What is this?
In an effort to improve my writing and analysis skills, I’m going to review papers using less than 500 words. This is my first attempt.
Overview
Saner: Composing Static and Dynamic Analysis to Validate Sanitization in Web Applications is a paper written by Davide Balzarotti et. al., and was published at the IEEE Symposium on Security and Privacy in 2008.
Saner attempts to solve the problem of verifying the correctness of sanitization functions. Previous work on analyzing web applications for vulnerabilities assume that built-in sanitization functions completely protect the application from vulnerabilities. This assumption is typically extended to custom sanitization functions (regular expressions, string replacements, etc.)
Proper analysis of sanitization functions would enable a tool to be more precise about the vulnerabilities that it discovers.

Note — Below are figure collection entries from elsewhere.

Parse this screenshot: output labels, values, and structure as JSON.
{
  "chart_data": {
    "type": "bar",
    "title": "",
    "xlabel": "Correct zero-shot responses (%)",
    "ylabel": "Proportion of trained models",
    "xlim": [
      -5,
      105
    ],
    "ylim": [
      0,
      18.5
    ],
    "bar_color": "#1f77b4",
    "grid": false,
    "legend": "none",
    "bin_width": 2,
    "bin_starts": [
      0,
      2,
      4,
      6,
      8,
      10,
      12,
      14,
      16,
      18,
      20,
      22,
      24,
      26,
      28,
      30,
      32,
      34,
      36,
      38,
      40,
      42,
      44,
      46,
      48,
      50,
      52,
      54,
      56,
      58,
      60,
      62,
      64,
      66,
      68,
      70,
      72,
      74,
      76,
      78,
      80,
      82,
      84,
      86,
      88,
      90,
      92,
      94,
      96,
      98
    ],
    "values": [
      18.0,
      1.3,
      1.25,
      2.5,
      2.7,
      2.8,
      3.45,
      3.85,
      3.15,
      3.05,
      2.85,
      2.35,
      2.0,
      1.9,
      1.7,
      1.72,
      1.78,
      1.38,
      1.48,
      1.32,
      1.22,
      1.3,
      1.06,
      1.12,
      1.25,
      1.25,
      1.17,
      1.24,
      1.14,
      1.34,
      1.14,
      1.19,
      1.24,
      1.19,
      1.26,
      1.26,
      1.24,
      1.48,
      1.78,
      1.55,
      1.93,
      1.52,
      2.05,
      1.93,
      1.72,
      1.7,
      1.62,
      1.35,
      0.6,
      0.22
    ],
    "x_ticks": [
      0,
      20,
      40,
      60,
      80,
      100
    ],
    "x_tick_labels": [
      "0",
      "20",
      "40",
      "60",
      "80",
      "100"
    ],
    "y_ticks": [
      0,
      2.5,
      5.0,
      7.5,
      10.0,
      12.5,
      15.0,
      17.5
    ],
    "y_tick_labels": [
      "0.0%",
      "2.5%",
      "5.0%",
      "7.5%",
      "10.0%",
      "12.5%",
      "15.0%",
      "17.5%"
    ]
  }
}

It can also be used to analyze a language’s built-in sanitization functions.
Saner utilizes static and dynamic approaches to analyze sanitization functions.
The static part was built by extending Pixy to keep track of the string values that each variable can hold. Saner can see if a variable can be used as output and if it is used in the output. However, the method used to keep track of the string values is an over-approximation, which might produce false-positives (but not false-negatives).

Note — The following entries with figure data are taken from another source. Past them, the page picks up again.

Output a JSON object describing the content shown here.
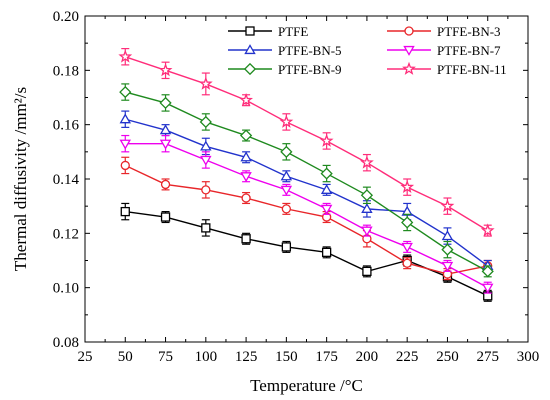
{
  "chart_data": {
    "type": "line",
    "xlabel": "Temperature /°C",
    "ylabel": "Thermal diffusivity /mm²/s",
    "xlim": [
      25,
      300
    ],
    "ylim": [
      0.08,
      0.2
    ],
    "x_ticks": [
      "25",
      "50",
      "75",
      "100",
      "125",
      "150",
      "175",
      "200",
      "225",
      "250",
      "275",
      "300"
    ],
    "y_ticks": [
      "0.08",
      "0.10",
      "0.12",
      "0.14",
      "0.16",
      "0.18",
      "0.20"
    ],
    "x": [
      50,
      75,
      100,
      125,
      150,
      175,
      200,
      225,
      250,
      275
    ],
    "grid": false,
    "legend_position": "top-right",
    "series": [
      {
        "name": "PTFE",
        "color": "#000000",
        "marker": "square",
        "values": [
          0.128,
          0.126,
          0.122,
          0.118,
          0.115,
          0.113,
          0.106,
          0.11,
          0.104,
          0.097
        ],
        "errors": [
          0.003,
          0.002,
          0.003,
          0.002,
          0.002,
          0.002,
          0.002,
          0.002,
          0.002,
          0.002
        ]
      },
      {
        "name": "PTFE-BN-3",
        "color": "#e8262a",
        "marker": "circle",
        "values": [
          0.145,
          0.138,
          0.136,
          0.133,
          0.129,
          0.126,
          0.118,
          0.109,
          0.105,
          0.108
        ],
        "errors": [
          0.003,
          0.002,
          0.003,
          0.002,
          0.002,
          0.002,
          0.003,
          0.002,
          0.002,
          0.002
        ]
      },
      {
        "name": "PTFE-BN-5",
        "color": "#2233cc",
        "marker": "triangle-up",
        "values": [
          0.162,
          0.158,
          0.152,
          0.148,
          0.141,
          0.136,
          0.129,
          0.128,
          0.119,
          0.108
        ],
        "errors": [
          0.003,
          0.002,
          0.003,
          0.002,
          0.002,
          0.002,
          0.003,
          0.003,
          0.003,
          0.002
        ]
      },
      {
        "name": "PTFE-BN-7",
        "color": "#ee00ee",
        "marker": "triangle-down",
        "values": [
          0.153,
          0.153,
          0.147,
          0.141,
          0.136,
          0.129,
          0.121,
          0.115,
          0.108,
          0.1
        ],
        "errors": [
          0.003,
          0.003,
          0.003,
          0.002,
          0.002,
          0.002,
          0.002,
          0.002,
          0.002,
          0.002
        ]
      },
      {
        "name": "PTFE-BN-9",
        "color": "#1f8a1f",
        "marker": "diamond",
        "values": [
          0.172,
          0.168,
          0.161,
          0.156,
          0.15,
          0.142,
          0.134,
          0.124,
          0.114,
          0.106
        ],
        "errors": [
          0.003,
          0.003,
          0.003,
          0.002,
          0.003,
          0.003,
          0.003,
          0.003,
          0.003,
          0.002
        ]
      },
      {
        "name": "PTFE-BN-11",
        "color": "#ff2d7a",
        "marker": "star",
        "values": [
          0.185,
          0.18,
          0.175,
          0.169,
          0.161,
          0.154,
          0.146,
          0.137,
          0.13,
          0.121
        ],
        "errors": [
          0.003,
          0.003,
          0.004,
          0.002,
          0.003,
          0.003,
          0.003,
          0.003,
          0.003,
          0.002
        ]
      }
    ]
  }
}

A dynamic approach is used to reduce the number of false-positives by generating inputs and seeing if those inputs trigger a vulnerability. In this way, Saner can present all the verified vulnerabilities, but if the user wishes, also present all the possible vulnerabilities so the user can investigate.
Thoughts
Possible Problems
Saner inherits the same limitations as Pixy, namely it does not support PHP’s eval function and aliased array elements.
Future Work
Context-aware
An extension to this (and other static web analyzers) would be to use the context of a variables output in the HTML page. For instance, variables that output to the headers of an HTTP response are vulnerable to HTTP Response Splitting and need to disallow ‘\r’ and ‘\n’, while these characters are safe when output in the HTML response. Another example is a variable that is output after a starting script tag but before the ending tag to customize the JavaScript sent to the user. Here’s a simple example of this:
<script>
var userName = "<?php echo $userName; ?>";
</script>
In this case, restricting only ‘<’ and ‘>’ will not work. The idea of context can be extended to attributes of HTML tags.
Database-aware
Another problem is how to treat variables from the database: are they sanitized or not? A static analyzer that is able to properly model and taint the flow of data into and out of the database would be very cool (and if you know of someone who’s done this, let me know).